Fighters from the Islamic State, also known as Daesh, first entered the province last year, making their barbaric mark by forcing a group of village men to sit on explosives and then detonating them. Since then, the black-clad fighters have gained control of several districts, where they have closed schools, declared the right to take widows and unmarried girls, and meted out regular brutal punishments to enforce Sharia law.
Until now, most Islamic State-affiliated forces in Nangahar have been Afghan Taliban defectors, Pakistan-based militants and Islamist fighters from Uzbekistan.
But this week, Gen. John Campbell, the U.S. and NATO military commander in Afghanistan, said Islamic State fighters from Iraq and Syria are also entering the area and seeking to establish a regional stronghold with support from local loyalists. He estimated the Islamic State group has between 1,000 and 3,000 fighters in the area.
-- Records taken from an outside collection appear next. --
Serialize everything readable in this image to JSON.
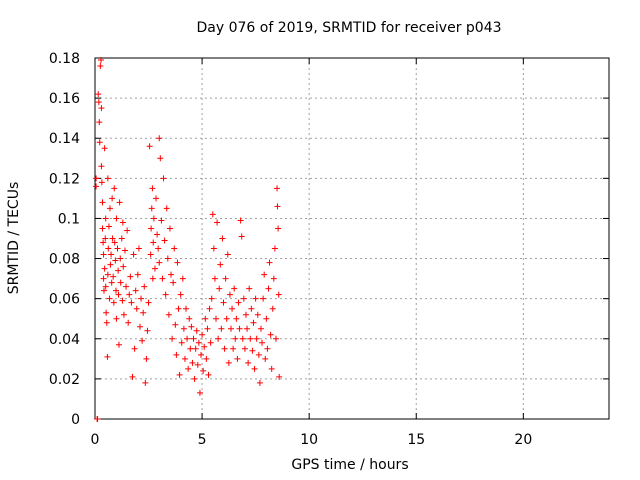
{
  "chart_data": {
    "type": "scatter",
    "title": "Day 076 of 2019, SRMTID for receiver p043",
    "xlabel": "GPS time / hours",
    "ylabel": "SRMTID / TECUs",
    "xlim": [
      0,
      24
    ],
    "ylim": [
      0,
      0.18
    ],
    "xticks": [
      0,
      5,
      10,
      15,
      20
    ],
    "yticks": [
      0,
      0.02,
      0.04,
      0.06,
      0.08,
      0.1,
      0.12,
      0.14,
      0.16,
      0.18
    ],
    "xtick_labels": [
      "0",
      "5",
      "10",
      "15",
      "20"
    ],
    "ytick_labels": [
      "0",
      "0.02",
      "0.04",
      "0.06",
      "0.08",
      "0.1",
      "0.12",
      "0.14",
      "0.16",
      "0.18"
    ],
    "grid": true,
    "marker": "+",
    "color": "#ff0000",
    "series": [
      {
        "name": "SRMTID",
        "points": [
          [
            0.05,
            0.12
          ],
          [
            0.05,
            0.116
          ],
          [
            0.1,
            0.0
          ],
          [
            0.12,
            0.0
          ],
          [
            0.15,
            0.162
          ],
          [
            0.18,
            0.158
          ],
          [
            0.2,
            0.148
          ],
          [
            0.22,
            0.138
          ],
          [
            0.25,
            0.176
          ],
          [
            0.28,
            0.179
          ],
          [
            0.3,
            0.155
          ],
          [
            0.3,
            0.126
          ],
          [
            0.32,
            0.118
          ],
          [
            0.35,
            0.108
          ],
          [
            0.35,
            0.095
          ],
          [
            0.38,
            0.088
          ],
          [
            0.4,
            0.082
          ],
          [
            0.4,
            0.07
          ],
          [
            0.42,
            0.064
          ],
          [
            0.45,
            0.135
          ],
          [
            0.45,
            0.075
          ],
          [
            0.48,
            0.09
          ],
          [
            0.5,
            0.1
          ],
          [
            0.5,
            0.066
          ],
          [
            0.52,
            0.053
          ],
          [
            0.55,
            0.048
          ],
          [
            0.58,
            0.031
          ],
          [
            0.6,
            0.12
          ],
          [
            0.6,
            0.072
          ],
          [
            0.62,
            0.085
          ],
          [
            0.65,
            0.096
          ],
          [
            0.68,
            0.06
          ],
          [
            0.7,
            0.105
          ],
          [
            0.72,
            0.077
          ],
          [
            0.75,
            0.082
          ],
          [
            0.78,
            0.068
          ],
          [
            0.8,
            0.11
          ],
          [
            0.82,
            0.09
          ],
          [
            0.85,
            0.071
          ],
          [
            0.88,
            0.058
          ],
          [
            0.9,
            0.115
          ],
          [
            0.92,
            0.088
          ],
          [
            0.95,
            0.079
          ],
          [
            0.98,
            0.064
          ],
          [
            1.0,
            0.1
          ],
          [
            1.0,
            0.05
          ],
          [
            1.05,
            0.085
          ],
          [
            1.08,
            0.074
          ],
          [
            1.1,
            0.062
          ],
          [
            1.12,
            0.037
          ],
          [
            1.15,
            0.108
          ],
          [
            1.18,
            0.08
          ],
          [
            1.2,
            0.068
          ],
          [
            1.25,
            0.09
          ],
          [
            1.28,
            0.059
          ],
          [
            1.3,
            0.098
          ],
          [
            1.32,
            0.076
          ],
          [
            1.35,
            0.052
          ],
          [
            1.4,
            0.084
          ],
          [
            1.45,
            0.066
          ],
          [
            1.5,
            0.094
          ],
          [
            1.55,
            0.048
          ],
          [
            1.6,
            0.062
          ],
          [
            1.65,
            0.071
          ],
          [
            1.7,
            0.058
          ],
          [
            1.75,
            0.021
          ],
          [
            1.8,
            0.082
          ],
          [
            1.85,
            0.035
          ],
          [
            1.9,
            0.064
          ],
          [
            1.95,
            0.055
          ],
          [
            2.0,
            0.072
          ],
          [
            2.05,
            0.085
          ],
          [
            2.1,
            0.046
          ],
          [
            2.15,
            0.06
          ],
          [
            2.2,
            0.039
          ],
          [
            2.25,
            0.053
          ],
          [
            2.3,
            0.066
          ],
          [
            2.35,
            0.018
          ],
          [
            2.4,
            0.03
          ],
          [
            2.45,
            0.044
          ],
          [
            2.5,
            0.058
          ],
          [
            2.55,
            0.136
          ],
          [
            2.6,
            0.082
          ],
          [
            2.62,
            0.095
          ],
          [
            2.65,
            0.105
          ],
          [
            2.68,
            0.115
          ],
          [
            2.7,
            0.07
          ],
          [
            2.72,
            0.088
          ],
          [
            2.75,
            0.1
          ],
          [
            2.8,
            0.075
          ],
          [
            2.85,
            0.11
          ],
          [
            2.9,
            0.092
          ],
          [
            2.95,
            0.085
          ],
          [
            3.0,
            0.14
          ],
          [
            3.0,
            0.078
          ],
          [
            3.05,
            0.13
          ],
          [
            3.1,
            0.099
          ],
          [
            3.15,
            0.07
          ],
          [
            3.2,
            0.12
          ],
          [
            3.25,
            0.089
          ],
          [
            3.3,
            0.062
          ],
          [
            3.35,
            0.105
          ],
          [
            3.4,
            0.08
          ],
          [
            3.45,
            0.052
          ],
          [
            3.5,
            0.095
          ],
          [
            3.55,
            0.072
          ],
          [
            3.6,
            0.04
          ],
          [
            3.65,
            0.068
          ],
          [
            3.7,
            0.085
          ],
          [
            3.75,
            0.047
          ],
          [
            3.8,
            0.032
          ],
          [
            3.85,
            0.078
          ],
          [
            3.9,
            0.055
          ],
          [
            3.95,
            0.022
          ],
          [
            4.0,
            0.062
          ],
          [
            4.05,
            0.038
          ],
          [
            4.1,
            0.07
          ],
          [
            4.15,
            0.045
          ],
          [
            4.2,
            0.03
          ],
          [
            4.25,
            0.055
          ],
          [
            4.3,
            0.04
          ],
          [
            4.35,
            0.025
          ],
          [
            4.4,
            0.05
          ],
          [
            4.45,
            0.035
          ],
          [
            4.5,
            0.046
          ],
          [
            4.55,
            0.028
          ],
          [
            4.6,
            0.04
          ],
          [
            4.65,
            0.02
          ],
          [
            4.7,
            0.035
          ],
          [
            4.75,
            0.044
          ],
          [
            4.8,
            0.027
          ],
          [
            4.85,
            0.038
          ],
          [
            4.9,
            0.013
          ],
          [
            4.95,
            0.032
          ],
          [
            5.0,
            0.042
          ],
          [
            5.05,
            0.024
          ],
          [
            5.1,
            0.036
          ],
          [
            5.15,
            0.05
          ],
          [
            5.2,
            0.03
          ],
          [
            5.25,
            0.045
          ],
          [
            5.3,
            0.022
          ],
          [
            5.35,
            0.055
          ],
          [
            5.4,
            0.038
          ],
          [
            5.45,
            0.06
          ],
          [
            5.5,
            0.102
          ],
          [
            5.55,
            0.085
          ],
          [
            5.6,
            0.07
          ],
          [
            5.65,
            0.05
          ],
          [
            5.7,
            0.098
          ],
          [
            5.75,
            0.04
          ],
          [
            5.8,
            0.065
          ],
          [
            5.85,
            0.077
          ],
          [
            5.9,
            0.045
          ],
          [
            5.95,
            0.09
          ],
          [
            6.0,
            0.058
          ],
          [
            6.05,
            0.035
          ],
          [
            6.1,
            0.07
          ],
          [
            6.15,
            0.05
          ],
          [
            6.2,
            0.082
          ],
          [
            6.25,
            0.028
          ],
          [
            6.3,
            0.062
          ],
          [
            6.35,
            0.045
          ],
          [
            6.4,
            0.055
          ],
          [
            6.45,
            0.035
          ],
          [
            6.5,
            0.065
          ],
          [
            6.55,
            0.04
          ],
          [
            6.6,
            0.05
          ],
          [
            6.65,
            0.03
          ],
          [
            6.7,
            0.058
          ],
          [
            6.75,
            0.045
          ],
          [
            6.8,
            0.099
          ],
          [
            6.85,
            0.091
          ],
          [
            6.9,
            0.04
          ],
          [
            6.95,
            0.06
          ],
          [
            7.0,
            0.035
          ],
          [
            7.05,
            0.052
          ],
          [
            7.1,
            0.045
          ],
          [
            7.15,
            0.028
          ],
          [
            7.2,
            0.065
          ],
          [
            7.25,
            0.04
          ],
          [
            7.3,
            0.055
          ],
          [
            7.35,
            0.034
          ],
          [
            7.4,
            0.048
          ],
          [
            7.45,
            0.025
          ],
          [
            7.5,
            0.06
          ],
          [
            7.55,
            0.04
          ],
          [
            7.6,
            0.052
          ],
          [
            7.65,
            0.032
          ],
          [
            7.7,
            0.018
          ],
          [
            7.75,
            0.045
          ],
          [
            7.8,
            0.038
          ],
          [
            7.85,
            0.06
          ],
          [
            7.9,
            0.072
          ],
          [
            7.95,
            0.03
          ],
          [
            8.0,
            0.05
          ],
          [
            8.05,
            0.035
          ],
          [
            8.1,
            0.065
          ],
          [
            8.15,
            0.078
          ],
          [
            8.2,
            0.042
          ],
          [
            8.25,
            0.025
          ],
          [
            8.3,
            0.055
          ],
          [
            8.35,
            0.07
          ],
          [
            8.4,
            0.085
          ],
          [
            8.45,
            0.04
          ],
          [
            8.5,
            0.115
          ],
          [
            8.52,
            0.106
          ],
          [
            8.55,
            0.095
          ],
          [
            8.58,
            0.062
          ],
          [
            8.6,
            0.021
          ]
        ]
      }
    ]
  }
}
A senior defense official, speaking to reporters en route to Afghanistan on condition of anonymity, said the Islamic State presence was seen by Taliban leaders as a threat and added a “new dynamic” to an already challenging situation.
Three days ago, in a sign of its growing reach, the Islamic State launched a radio broadcast in Nangahar, called “The Voice of the Caliphate,” which urges young men to join its holy war and issues propaganda against the government.
Residents have said they fear it will attract jobless young men. Afghan officials have not been able to locate its source, but provincial officials said it was being broadcast from across the border, presumably in the tribal regions of Pakistan.
“Nangahar is the region that most distresses us now,” Gen. Dawlat Waziri, senior spokesman for the Afghan Ministry of Defense, said in an interview Thursday. He said Afghan forces had defeated the Islamic State in several other provinces and are now aggressively fighting them in four districts of Nangahar, where they have killed between 300 and 400 militants in recent months.
But after fleeing to the mountains, he said, the militants “re-emerged” and are now fighting to take three districts again, in some cases in alliance with Taliban fighters and in other cases against them. The Islamic State forces “have money. They buy Taliban commanders, and weaker Taliban groups switch sides,” Waziri said.
Waziri said Carter’s visit comes at a “critical time” for Afghanistan in its fight against both the Taliban and the growing Daesh forces. “American support is crucial to us. We thank them for all they have done, but we still need and deserve their help in order to become a proper army.”